Es definitivo que hay algo de orwelliano en la mayoría de los estados aparentemente democráticos, como es el caso de Estados Unidos pero es un hecho que los países más poderosos y autoritarios  del orbe  como es el caso de China, Irán o Corea del Norte son modelos de Súper Estados con una estructura política sumamente jerárquica quienes además de ejercer una violencia legal o institucional contra sus ciudadanos, también son muy propensos a moldear la percepción que estos tienen de la realidad. Todos los Súper Estados engendran espejismos y mitos que fomentan una impresión engañosa del entorno. Es decir, se fomentan  mitos como la idea de nación, el sentimiento de pertenencia social, o las características que definen su propia identidad como la tradición, la Historia, los usos y costumbres lo cual  también puede convertirse un  instrumento de alienación y dominio.

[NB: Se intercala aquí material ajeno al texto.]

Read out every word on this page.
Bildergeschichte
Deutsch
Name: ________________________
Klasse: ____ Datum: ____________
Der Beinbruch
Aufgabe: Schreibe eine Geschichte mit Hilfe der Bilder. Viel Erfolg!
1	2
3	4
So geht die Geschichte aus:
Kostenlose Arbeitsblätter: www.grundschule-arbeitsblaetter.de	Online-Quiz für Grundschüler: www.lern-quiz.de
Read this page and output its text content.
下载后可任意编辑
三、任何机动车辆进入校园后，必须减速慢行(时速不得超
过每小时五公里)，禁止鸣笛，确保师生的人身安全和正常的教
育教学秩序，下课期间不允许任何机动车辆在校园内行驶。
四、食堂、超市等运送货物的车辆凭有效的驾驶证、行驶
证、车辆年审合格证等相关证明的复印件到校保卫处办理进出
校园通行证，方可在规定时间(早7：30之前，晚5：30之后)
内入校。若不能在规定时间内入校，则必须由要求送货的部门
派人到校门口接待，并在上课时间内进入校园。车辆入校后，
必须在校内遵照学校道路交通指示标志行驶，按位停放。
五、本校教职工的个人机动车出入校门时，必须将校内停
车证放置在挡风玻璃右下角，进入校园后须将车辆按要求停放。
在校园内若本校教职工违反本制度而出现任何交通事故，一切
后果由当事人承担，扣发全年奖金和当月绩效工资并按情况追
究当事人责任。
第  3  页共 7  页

Situándonos en la ex Unión Soviética no nos es ajeno el brutalismo arquitectónico mostrado en sus ciudades pero estos gigantescos bloques de concreto que tenían el propósito de intimidar fueron  replicados en algunas construcciones de Corea del Norte, lo que nos remite también a una atmósfera orwelliana porque las distopías, además de ser grises y asfixiantes, también son sumamente feas y depresivas, llenas de elefantes blancos que parecen ser testigos mudos e insensibles de la injusticia. Todo estado totalitario como el descrito en la novela de Orwell es sumamente burocrático y hermético. La opacidad de todos sus actos de gobierno le impide al ciudadano común darse cuenta de lo que está sucediendo. Pensemos en esas autopistas silenciosas y casi vacías de automóviles de ese  país oriental, nos encontramos con un mundo soñado por una inteligencia perversa que ha convertido al individuo en un instrumento de labor, de organización y de construcción bruta, en un Estado que es puro concreto y granito, y un orden social hecho de factorías de hierro y acero preparándose para una guerra futura y necesaria, siempre en estado de alerta e incapaz de proveer la felicidad a sus gobernados. Hemos visto en dicho país esos sótanos inmensos del tren subterráneo o los refugios antiaéreos que quizá nunca sean utilizados;  o bien el urbanismo un tanto bizarro de sus ciudades, lo que le da un efecto fantasmagórico, casi salido de una cinta de terror mezclada con ciencia ficción.  Alguien diría que toda distopía es una “pesadilla con aire acondicionado” y todo en nombre de la percepción eterna de un estado amenazado en donde el enemigo nunca descansa y hay que prepararse para una conflagración posible que nunca llega porque estamos en ese límite donde casi entramos en el mundo orwelliano en el que existe un esquema de doble pensar donde es posible mantener dos opiniones divergentes al mismo tiempo: “la guerra es la paz”, “la paz es la guerra” y “la ignorancia es la fuerza”.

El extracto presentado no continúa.